Evaluating marketing programs and spending should be evaluated frequently for success factors as set by your business. But how should you evaluate these programs? What kind of calculations can you do and report to your boss in order to ask for more money for digital marketing programs that are working? Here are three key metrics you should be calculating:
Cost of Customer Acquisition (CAC)
The Customer Acquisition Cost (CAC) is a metric used to determine the total average cost your company spends to acquire a new customer. It’s pretty simple to calculate: just take your total marketing spend for a set time period and divide by the number of new customers for that time period. Ideally, you want your cost of customer acquisition to be lower than the lifetime value of your customer (see next calculation) . If you find you are spending more than the value of the customer, you will want to look at your programs and efficiencies. However, a low number might also mean that you could spend a bit more on the programs that are working to get more leads and customers.
Lifetime Value (LTV) of Customer
Customer lifetime value is another calculation needed to make key business decisions about not only marketing, but sales, product/service development and customer support. Simply put, it’s the value a customer contributes to your business over their entire lifetime at your company. This number is calculated by taking average value of a sale times the expected number of additional income multiplied by the average retention time for that customer.

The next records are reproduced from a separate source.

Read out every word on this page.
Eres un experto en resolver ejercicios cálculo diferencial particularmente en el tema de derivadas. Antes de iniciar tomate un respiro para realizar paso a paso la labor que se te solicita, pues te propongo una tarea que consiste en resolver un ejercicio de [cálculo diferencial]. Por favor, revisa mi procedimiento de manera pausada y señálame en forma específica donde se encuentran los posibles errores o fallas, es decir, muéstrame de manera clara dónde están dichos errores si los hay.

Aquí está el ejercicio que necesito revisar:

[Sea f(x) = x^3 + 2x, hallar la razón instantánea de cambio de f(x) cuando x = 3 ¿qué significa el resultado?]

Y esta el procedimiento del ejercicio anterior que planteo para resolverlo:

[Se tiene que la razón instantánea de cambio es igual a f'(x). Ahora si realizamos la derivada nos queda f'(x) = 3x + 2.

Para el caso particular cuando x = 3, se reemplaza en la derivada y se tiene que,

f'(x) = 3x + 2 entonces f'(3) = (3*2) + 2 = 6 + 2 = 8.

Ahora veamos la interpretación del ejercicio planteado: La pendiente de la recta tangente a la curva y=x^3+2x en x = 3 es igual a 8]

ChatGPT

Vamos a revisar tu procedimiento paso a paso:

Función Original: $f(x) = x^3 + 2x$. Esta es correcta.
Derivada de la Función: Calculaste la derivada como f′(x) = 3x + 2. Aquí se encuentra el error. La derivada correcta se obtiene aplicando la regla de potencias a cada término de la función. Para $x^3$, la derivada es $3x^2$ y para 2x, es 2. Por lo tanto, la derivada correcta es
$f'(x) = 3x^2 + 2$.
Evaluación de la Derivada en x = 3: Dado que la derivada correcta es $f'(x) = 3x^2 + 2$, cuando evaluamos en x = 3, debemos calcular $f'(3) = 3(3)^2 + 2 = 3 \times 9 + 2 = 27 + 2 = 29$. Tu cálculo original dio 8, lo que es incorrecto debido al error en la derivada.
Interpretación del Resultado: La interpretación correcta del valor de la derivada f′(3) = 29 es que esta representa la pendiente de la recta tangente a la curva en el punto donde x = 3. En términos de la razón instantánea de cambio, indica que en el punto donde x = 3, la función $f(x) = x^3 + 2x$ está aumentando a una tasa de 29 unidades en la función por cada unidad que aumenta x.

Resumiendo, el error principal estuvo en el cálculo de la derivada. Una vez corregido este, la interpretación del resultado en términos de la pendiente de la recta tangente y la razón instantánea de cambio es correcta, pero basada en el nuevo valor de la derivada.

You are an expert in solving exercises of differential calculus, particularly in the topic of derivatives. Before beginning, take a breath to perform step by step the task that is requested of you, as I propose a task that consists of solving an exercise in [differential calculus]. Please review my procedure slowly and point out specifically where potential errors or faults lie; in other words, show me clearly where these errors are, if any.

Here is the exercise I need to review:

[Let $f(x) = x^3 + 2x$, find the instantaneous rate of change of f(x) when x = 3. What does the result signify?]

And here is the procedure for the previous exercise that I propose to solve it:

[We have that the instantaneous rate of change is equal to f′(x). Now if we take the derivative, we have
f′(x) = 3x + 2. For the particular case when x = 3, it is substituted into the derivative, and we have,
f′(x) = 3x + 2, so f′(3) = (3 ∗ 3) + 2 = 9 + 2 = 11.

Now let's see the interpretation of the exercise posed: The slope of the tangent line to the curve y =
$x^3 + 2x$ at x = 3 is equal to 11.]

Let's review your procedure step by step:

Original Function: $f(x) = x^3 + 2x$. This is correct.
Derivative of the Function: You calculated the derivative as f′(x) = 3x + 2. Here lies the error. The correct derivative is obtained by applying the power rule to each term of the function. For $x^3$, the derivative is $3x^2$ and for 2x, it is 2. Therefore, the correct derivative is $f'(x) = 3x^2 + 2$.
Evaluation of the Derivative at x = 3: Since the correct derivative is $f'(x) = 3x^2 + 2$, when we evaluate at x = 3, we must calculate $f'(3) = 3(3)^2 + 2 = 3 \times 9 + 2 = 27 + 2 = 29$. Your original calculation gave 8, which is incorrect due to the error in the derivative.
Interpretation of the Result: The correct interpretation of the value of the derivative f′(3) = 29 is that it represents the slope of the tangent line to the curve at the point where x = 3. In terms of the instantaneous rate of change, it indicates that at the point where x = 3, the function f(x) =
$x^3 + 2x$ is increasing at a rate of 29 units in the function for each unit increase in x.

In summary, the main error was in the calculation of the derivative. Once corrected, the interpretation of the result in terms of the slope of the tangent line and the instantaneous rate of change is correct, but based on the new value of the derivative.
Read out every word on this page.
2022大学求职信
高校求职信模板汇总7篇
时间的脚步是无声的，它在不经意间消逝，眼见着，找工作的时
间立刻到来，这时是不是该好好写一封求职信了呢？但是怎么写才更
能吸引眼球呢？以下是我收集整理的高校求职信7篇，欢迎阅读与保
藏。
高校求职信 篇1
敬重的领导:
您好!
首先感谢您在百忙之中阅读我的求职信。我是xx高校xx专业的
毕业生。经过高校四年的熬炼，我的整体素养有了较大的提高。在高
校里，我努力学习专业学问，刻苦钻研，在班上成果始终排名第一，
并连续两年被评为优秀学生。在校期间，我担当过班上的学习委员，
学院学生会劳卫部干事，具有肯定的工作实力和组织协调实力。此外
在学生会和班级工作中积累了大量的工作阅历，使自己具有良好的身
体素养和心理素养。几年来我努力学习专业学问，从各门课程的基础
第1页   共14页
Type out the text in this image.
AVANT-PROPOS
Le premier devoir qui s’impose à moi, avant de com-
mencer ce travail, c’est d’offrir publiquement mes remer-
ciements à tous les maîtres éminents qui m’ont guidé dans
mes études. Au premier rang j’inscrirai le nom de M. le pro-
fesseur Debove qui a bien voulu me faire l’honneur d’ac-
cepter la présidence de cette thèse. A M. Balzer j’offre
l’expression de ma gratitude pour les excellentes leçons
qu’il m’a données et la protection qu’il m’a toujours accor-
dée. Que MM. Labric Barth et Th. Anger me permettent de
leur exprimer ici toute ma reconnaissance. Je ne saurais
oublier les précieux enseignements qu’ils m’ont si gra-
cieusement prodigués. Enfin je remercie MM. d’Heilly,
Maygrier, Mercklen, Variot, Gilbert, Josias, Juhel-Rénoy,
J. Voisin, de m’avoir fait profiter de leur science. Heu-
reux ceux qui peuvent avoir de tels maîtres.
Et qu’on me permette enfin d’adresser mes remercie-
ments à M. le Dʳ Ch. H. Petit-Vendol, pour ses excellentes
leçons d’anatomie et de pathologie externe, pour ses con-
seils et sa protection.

Knowing your LTV is important, because the value of a marketing campaign should not just be calculated based on the instant revenue it drives. Marketing campaigns should also be contributing to growing the LTV for your client through nurturing campaigns to keep them engaged with your company
Marketing Originated Customer %
The Marketing Originated Customer % is a ratio that shows what portion of your total customer acquisitions directly originated from marketing efforts. You can calculate this by dividing the number of new customers that started as a marketing lead by all of the new customers from a period of time.
This number illustrates the impact that your marketing team’s lead generation efforts have on acquiring new customers. It can fluctuate based on what type of marketing/sales model you have in place. For instance, if you have outside/inside sales people you might have a 20-40% marketing originated customer rate because they are most likely doing more prospecting. If you are more digital/inbound focused that number might be closer to 40-80% because you are spending more on your digital campaigns to bring traffic and conversions through your website as your primary source of lead generation.
As marketers, we track so many different data points to better understand what’s working and what’s not that it can become easy to lose sight of what’s most important. When you can present marketing metrics that resonate with your decision-makers and directly relate to the company’s revenue/bottom line, you’ll be in a much better position to make the case for budgets and strategies that will benefit your marketing team now and in the future.